In this conversation, Sharmi and I discuss the purpose and work of Harambee Youth Accelerators and the overall unemployment situation. Harambee focuses on systems change to support reskilled Youth and work with partners and the Government to create inclusive jobs. Despite the impact of COVID, they have been able to support job creation in multiple sectors. With the future of work and jobs evolving, Sharmi’s plea is that we need to solve these problems together, and one of the focuses should be for employers need to reduce barriers such as degree’s where they are not required to help people secure jobs
Key questions and topics covered:
1. What is an employment accelerator,and what is the purpose and mission of Harambee?

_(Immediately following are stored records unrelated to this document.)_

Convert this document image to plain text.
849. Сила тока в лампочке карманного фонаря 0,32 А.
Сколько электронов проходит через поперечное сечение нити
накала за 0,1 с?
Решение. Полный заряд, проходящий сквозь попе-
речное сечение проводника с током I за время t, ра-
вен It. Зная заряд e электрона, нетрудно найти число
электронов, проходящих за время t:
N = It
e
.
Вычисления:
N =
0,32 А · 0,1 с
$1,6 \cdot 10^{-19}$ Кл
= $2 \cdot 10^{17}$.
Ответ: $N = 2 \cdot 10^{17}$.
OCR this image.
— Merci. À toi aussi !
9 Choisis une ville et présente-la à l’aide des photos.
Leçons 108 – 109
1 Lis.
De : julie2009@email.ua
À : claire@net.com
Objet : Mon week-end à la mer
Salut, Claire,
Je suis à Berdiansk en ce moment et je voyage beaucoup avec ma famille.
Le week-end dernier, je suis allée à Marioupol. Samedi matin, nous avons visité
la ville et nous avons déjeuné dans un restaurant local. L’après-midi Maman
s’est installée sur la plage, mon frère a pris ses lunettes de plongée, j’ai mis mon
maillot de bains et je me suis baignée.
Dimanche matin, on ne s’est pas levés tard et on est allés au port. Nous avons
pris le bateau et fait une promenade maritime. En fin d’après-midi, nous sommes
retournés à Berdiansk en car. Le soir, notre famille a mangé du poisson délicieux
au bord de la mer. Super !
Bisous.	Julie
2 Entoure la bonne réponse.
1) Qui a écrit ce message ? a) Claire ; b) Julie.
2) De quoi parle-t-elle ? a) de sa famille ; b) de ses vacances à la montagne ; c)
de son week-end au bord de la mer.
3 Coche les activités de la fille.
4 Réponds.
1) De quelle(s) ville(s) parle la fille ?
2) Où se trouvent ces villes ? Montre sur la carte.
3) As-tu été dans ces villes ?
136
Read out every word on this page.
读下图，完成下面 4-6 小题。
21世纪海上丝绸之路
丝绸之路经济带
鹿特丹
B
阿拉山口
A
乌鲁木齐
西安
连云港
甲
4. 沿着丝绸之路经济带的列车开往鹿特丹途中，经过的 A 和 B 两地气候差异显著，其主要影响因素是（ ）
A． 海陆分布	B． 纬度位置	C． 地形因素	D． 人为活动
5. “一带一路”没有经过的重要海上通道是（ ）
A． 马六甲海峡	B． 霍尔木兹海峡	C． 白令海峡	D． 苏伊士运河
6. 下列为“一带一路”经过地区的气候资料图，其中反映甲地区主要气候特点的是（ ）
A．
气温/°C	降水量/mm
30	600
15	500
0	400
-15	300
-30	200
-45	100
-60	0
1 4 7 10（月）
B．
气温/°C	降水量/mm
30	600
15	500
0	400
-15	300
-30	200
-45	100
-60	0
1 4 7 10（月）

2. The context of South Africa and the unemployment situation
3. How do you see the role of partnerships in driving systems change?
4. Harambee’s approach to inclusive reskilling and inclusion job creation
5. Sectors where jobs have been created and new sectors in focus
6. Harambeehas a zero data Mobisite and a call centre to engage and support youth
7. Sectors where jobs have been created and new sectors in focus
8. If you had a magic wand, what changes would you like to see?
Sound bites from the podcast
(please listen to the podcast for full context)
‘South Africa is kind of like epitomizes the problem. It’s a microcosm of that issue. It’s the most unequal country in the world
‘partnerships are like the DNA of Harambee,and I think interestingly Harambee the word is Swahili for we pull together.’
think what would be really powerful is to amplify the message about firstly, the world of work is changing. It’s no longer linear and, you know, enabling young people to get into work quickly and thinking of putting the young person at the heart of it’
you and I are going to be out of some elements of our work as well as much as a young person is so understanding that we are all together and we’re actually solving for all of us, not just for an excluded person.’